Bildergalerie und Essay
Weihnachtsspeisen: Gans & Co.
Die Gans stand und steht im Mittelpunkt der weihnachtlichen Festtafel
„Was essen wir am Heiligen Abend und an den Weihnachtsfeiertagen?“ -
„Ausgehen geht derzeit- angesichts von Corona - nicht!“ -
Und: „Liefern lassen oder abholen - das machen wir ein anderes Mal. Denn bis man wieder zuhause sind, ist das Essen nicht mehr so warm und der Transport in Töpfen, Schüsseln oder Papp-Bechern ist auch so eine Sache!“ -
„Also besinnen wir uns auf herkömmliche Ess-Gewohnheiten!“ -
„Vielleicht Bratwürste mit Kraut oder Wiener Würstchen mit Kartoffelsalat am Heiligen Abend ?“ -
„Raclette? Das wäre eine Alternative - zeitaufwändig, kalorienreich, aber Esskultur pur!“ -
„Und was essen wir an den Feiertagen? Ein Gericht, wo man sogar zwei Festmahlzeiten damit bestreiten kann?“ -
„Sauerbraten mit Blaukraut und Klößen, Rollbraten und Nudeln und reichlich Soße oder Rolladen …?“ -
„Es sollte schon etwas Besonderes sein!
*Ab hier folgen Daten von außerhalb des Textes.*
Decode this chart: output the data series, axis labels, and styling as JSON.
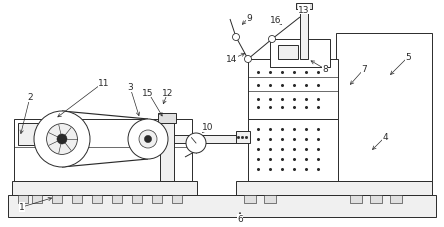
{
  "bg_color": "#ffffff",
  "line_color": "#2a2a2a",
  "lw": 0.7,
  "fig_width": 4.44,
  "fig_height": 2.28,
  "dpi": 100
}
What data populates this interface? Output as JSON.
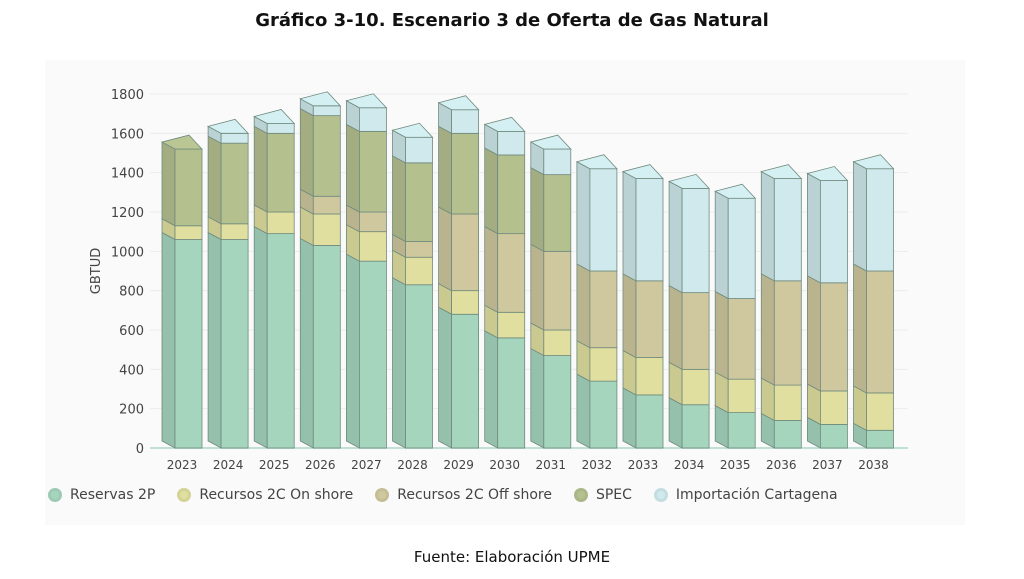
{
  "title": "Gráfico 3-10. Escenario 3 de Oferta de Gas Natural",
  "footer": "Fuente: Elaboración UPME",
  "chart_data": {
    "type": "bar",
    "stacked": true,
    "title": "Gráfico 3-10. Escenario 3 de Oferta de Gas Natural",
    "xlabel": "",
    "ylabel": "GBTUD",
    "ylim": [
      0,
      1800
    ],
    "yticks": [
      0,
      200,
      400,
      600,
      800,
      1000,
      1200,
      1400,
      1600,
      1800
    ],
    "grid": true,
    "legend_position": "bottom",
    "categories": [
      "2023",
      "2024",
      "2025",
      "2026",
      "2027",
      "2028",
      "2029",
      "2030",
      "2031",
      "2032",
      "2033",
      "2034",
      "2035",
      "2036",
      "2037",
      "2038"
    ],
    "series": [
      {
        "name": "Reservas 2P",
        "color": "#a6d5be",
        "values": [
          1060,
          1060,
          1090,
          1030,
          950,
          830,
          680,
          560,
          470,
          340,
          270,
          220,
          180,
          140,
          120,
          90
        ]
      },
      {
        "name": "Recursos 2C On shore",
        "color": "#e0df9f",
        "values": [
          70,
          80,
          110,
          160,
          150,
          140,
          120,
          130,
          130,
          170,
          190,
          180,
          170,
          180,
          170,
          190
        ]
      },
      {
        "name": "Recursos 2C Off shore",
        "color": "#cfc89e",
        "values": [
          0,
          0,
          0,
          90,
          100,
          80,
          390,
          400,
          400,
          390,
          390,
          390,
          410,
          530,
          550,
          620
        ]
      },
      {
        "name": "SPEC",
        "color": "#b5c08f",
        "values": [
          390,
          410,
          400,
          410,
          410,
          400,
          410,
          400,
          390,
          0,
          0,
          0,
          0,
          0,
          0,
          0
        ]
      },
      {
        "name": "Importación Cartagena",
        "color": "#cfe9ec",
        "values": [
          0,
          50,
          50,
          50,
          120,
          130,
          120,
          120,
          130,
          520,
          520,
          530,
          510,
          520,
          520,
          520
        ]
      }
    ]
  }
}
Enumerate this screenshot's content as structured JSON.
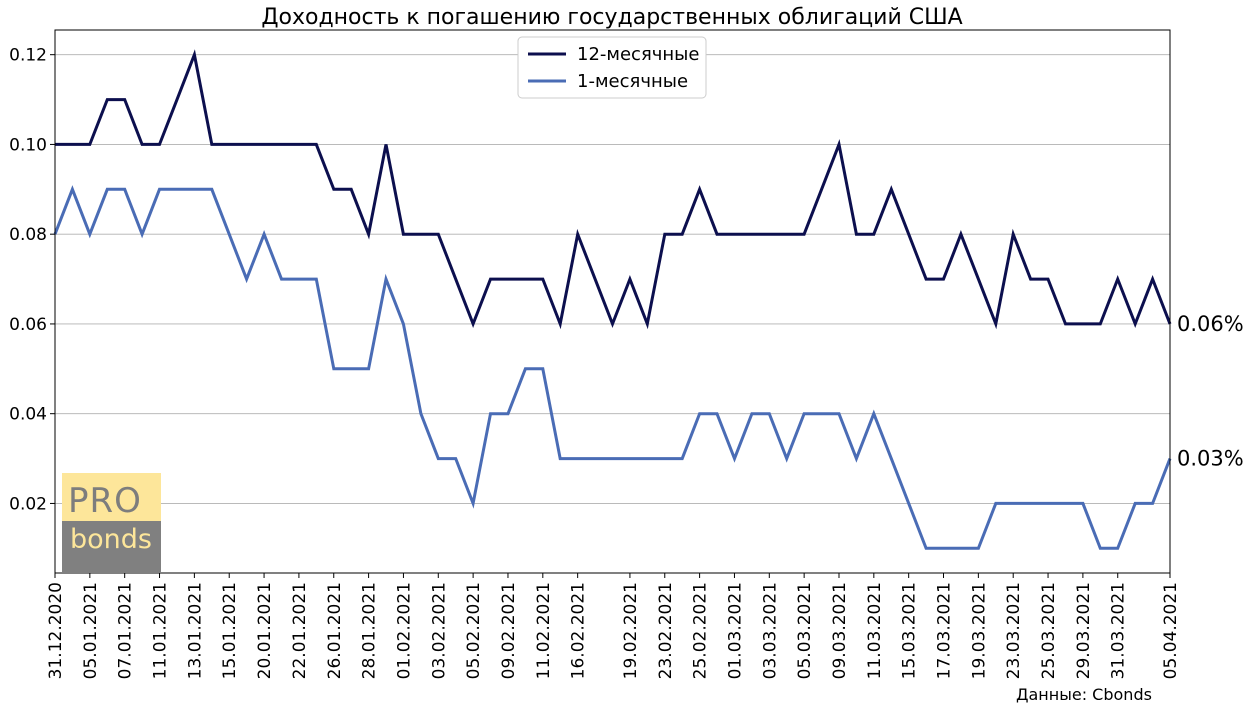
{
  "chart_data": {
    "type": "line",
    "title": "Доходность к погашению государственных облигаций США",
    "xlabel": "",
    "ylabel": "",
    "ylim": [
      0.0045,
      0.1255
    ],
    "yticks": [
      "0.02",
      "0.04",
      "0.06",
      "0.08",
      "0.10",
      "0.12"
    ],
    "ytick_values": [
      0.02,
      0.04,
      0.06,
      0.08,
      0.1,
      0.12
    ],
    "grid": "horizontal",
    "legend_position": "top-center",
    "x": [
      "31.12.2020",
      "04.01.2021",
      "05.01.2021",
      "06.01.2021",
      "07.01.2021",
      "08.01.2021",
      "11.01.2021",
      "12.01.2021",
      "13.01.2021",
      "14.01.2021",
      "15.01.2021",
      "19.01.2021",
      "20.01.2021",
      "21.01.2021",
      "22.01.2021",
      "25.01.2021",
      "26.01.2021",
      "27.01.2021",
      "28.01.2021",
      "29.01.2021",
      "01.02.2021",
      "02.02.2021",
      "03.02.2021",
      "04.02.2021",
      "05.02.2021",
      "08.02.2021",
      "09.02.2021",
      "10.02.2021",
      "11.02.2021",
      "12.02.2021",
      "16.02.2021",
      "17.02.2021",
      "18.02.2021",
      "19.02.2021",
      "22.02.2021",
      "23.02.2021",
      "24.02.2021",
      "25.02.2021",
      "26.02.2021",
      "01.03.2021",
      "02.03.2021",
      "03.03.2021",
      "04.03.2021",
      "05.03.2021",
      "08.03.2021",
      "09.03.2021",
      "10.03.2021",
      "11.03.2021",
      "12.03.2021",
      "15.03.2021",
      "16.03.2021",
      "17.03.2021",
      "18.03.2021",
      "19.03.2021",
      "22.03.2021",
      "23.03.2021",
      "24.03.2021",
      "25.03.2021",
      "26.03.2021",
      "29.03.2021",
      "30.03.2021",
      "31.03.2021",
      "01.04.2021",
      "02.04.2021",
      "05.04.2021"
    ],
    "xtick_labels": [
      "31.12.2020",
      "05.01.2021",
      "07.01.2021",
      "11.01.2021",
      "13.01.2021",
      "15.01.2021",
      "20.01.2021",
      "22.01.2021",
      "26.01.2021",
      "28.01.2021",
      "01.02.2021",
      "03.02.2021",
      "05.02.2021",
      "09.02.2021",
      "11.02.2021",
      "16.02.2021",
      "19.02.2021",
      "23.02.2021",
      "25.02.2021",
      "01.03.2021",
      "03.03.2021",
      "05.03.2021",
      "09.03.2021",
      "11.03.2021",
      "15.03.2021",
      "17.03.2021",
      "19.03.2021",
      "23.03.2021",
      "25.03.2021",
      "29.03.2021",
      "31.03.2021",
      "05.04.2021"
    ],
    "series": [
      {
        "name": "12-месячные",
        "color": "#0c0f4e",
        "values": [
          0.1,
          0.1,
          0.1,
          0.11,
          0.11,
          0.1,
          0.1,
          0.11,
          0.12,
          0.1,
          0.1,
          0.1,
          0.1,
          0.1,
          0.1,
          0.1,
          0.09,
          0.09,
          0.08,
          0.1,
          0.08,
          0.08,
          0.08,
          0.07,
          0.06,
          0.07,
          0.07,
          0.07,
          0.07,
          0.06,
          0.08,
          0.07,
          0.06,
          0.07,
          0.06,
          0.08,
          0.08,
          0.09,
          0.08,
          0.08,
          0.08,
          0.08,
          0.08,
          0.08,
          0.09,
          0.1,
          0.08,
          0.08,
          0.09,
          0.08,
          0.07,
          0.07,
          0.08,
          0.07,
          0.06,
          0.08,
          0.07,
          0.07,
          0.06,
          0.06,
          0.06,
          0.07,
          0.06,
          0.07,
          0.06
        ],
        "end_label": "0.06%"
      },
      {
        "name": "1-месячные",
        "color": "#4a6cb5",
        "values": [
          0.08,
          0.09,
          0.08,
          0.09,
          0.09,
          0.08,
          0.09,
          0.09,
          0.09,
          0.09,
          0.08,
          0.07,
          0.08,
          0.07,
          0.07,
          0.07,
          0.05,
          0.05,
          0.05,
          0.07,
          0.06,
          0.04,
          0.03,
          0.03,
          0.02,
          0.04,
          0.04,
          0.05,
          0.05,
          0.03,
          0.03,
          0.03,
          0.03,
          0.03,
          0.03,
          0.03,
          0.03,
          0.04,
          0.04,
          0.03,
          0.04,
          0.04,
          0.03,
          0.04,
          0.04,
          0.04,
          0.03,
          0.04,
          0.03,
          0.02,
          0.01,
          0.01,
          0.01,
          0.01,
          0.02,
          0.02,
          0.02,
          0.02,
          0.02,
          0.02,
          0.01,
          0.01,
          0.02,
          0.02,
          0.03
        ],
        "end_label": "0.03%"
      }
    ]
  },
  "logo": {
    "top": "PRO",
    "bottom": "bonds"
  },
  "source": "Данные: Cbonds"
}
Wie wäre es mit einem Gänsebraten aus deutschen Landen ?“
Ein Blick in die Geschichte verrät, dass die Gans ein relativ junges Weihnachtstier ist.
Unsere germanischen Vorfahren brieten zur Wintersonnenwende das Schwein oder den Eber.
Die Weihnachtsgans hat dagegen ihren Ursprung in England.
Martingans und englische Festgans kamen sich im Laufe der letzten Jahrhunderte näher und entwickelten sich zum nahezu unwiderstehlichen Festtagsbraten, gerne mit Beifuß, Rosinen und Äpfeln gefüllt, an Weihnachten.
Eine Gans für Pfarrer und Lehrer
Mit einer fetten Gans hatten unsere ländlichen Vorfahren, vor allem die Bauern, einst zum Jahreswechsel den Pfarrer und auch den Lehrer bezahlt oder beschenkt.
Schriftliche Einträge in Gemeindeverordnungen berichten davon.
Geheimnisvolles im Gänsemagen
Der aufgeschnittene Gänsemagen diente unseren Altvorderen als verheißungsvolles Orakel: hier konnten jung und alt angeblich erkennen, ob es ein fruchtbares oder karges Jahr für sie geben würde.
Die anwesenden Kinder selbst waren oft bei der Öffnung gespannt, denn im Magen-Inhalt einer Gans war so manches geheimnisvolle Geschenk versteckt:
eine Geldmünze, ein goldenes Ringlein oder ein kleines Kreuz, was symbolisch auf künftiges Glück oder Vermögen, auf eine Hochzeit oder den Tod eines Familienmitgliedes hinwies.
In Kochbüchern aus dem Ende des 19. Jahrhunderts wird beschrieben, wie man Gänse schlachtet, ausnimmt und rupft.
Frau Holle im Haus
„Das war früher“ - so berichtet eine ältere Bäuerin aus der Region - „ein ungeheurer Spaß für die Kinder“, weil es in der Küche wirklich einen Tag lang so aussah, als sei Frau Holle durch den Raum gehuscht.
Weiche Daunen in bürgerlichen Puppenhäusern
Dadurch, dass die Gans auch zum bürgerlichen Weihnachtsvogel etablierte, wanderte der Brauch des Federspleißens ab 1850 auch in die deutschen Städte.
Viele kleine Mädchen haben sich damals die Puppenkissen mit weichen Daunen der Gänse gestopft.
Die Gans der Mittelpunkt der weihnachtlichen Festtafel
Besonderes köstlich zubereitet schmeckt die einst englische Weihnachts-Gans auch noch heute bei uns.
Zerläuft einem da nicht das Wasser im Mund, wenn man folgende Beschreibung einer Gänsebraten-Füllung liest?
„Semmelbrösel, Salbei, Äpfel, Innereien (Leber, Magen) , feingewiegte Zwiebeln und ein Ei.
Dazu würziges Apfelmus.“
So ist es also kein Wunder, dass überall verschiedene Gans-Rezepte entstanden sind.
Gefüllt und ungefüllt schmeckt der Gänsebraten vorzüglich mit Kohl oder Klößen, mit Maronen, eingelegten Keulen, süßsauren Gänsejus, gefüllten Hälsen und schwarzer Metzel- oder Blutsuppe sowie mit getrockneten Früchten.
Wenn es nicht der Schinken oder andere Speisen waren, so war die Gans bei uns in der Region der Mittelpunkt der weihnachtlichen Festtafel.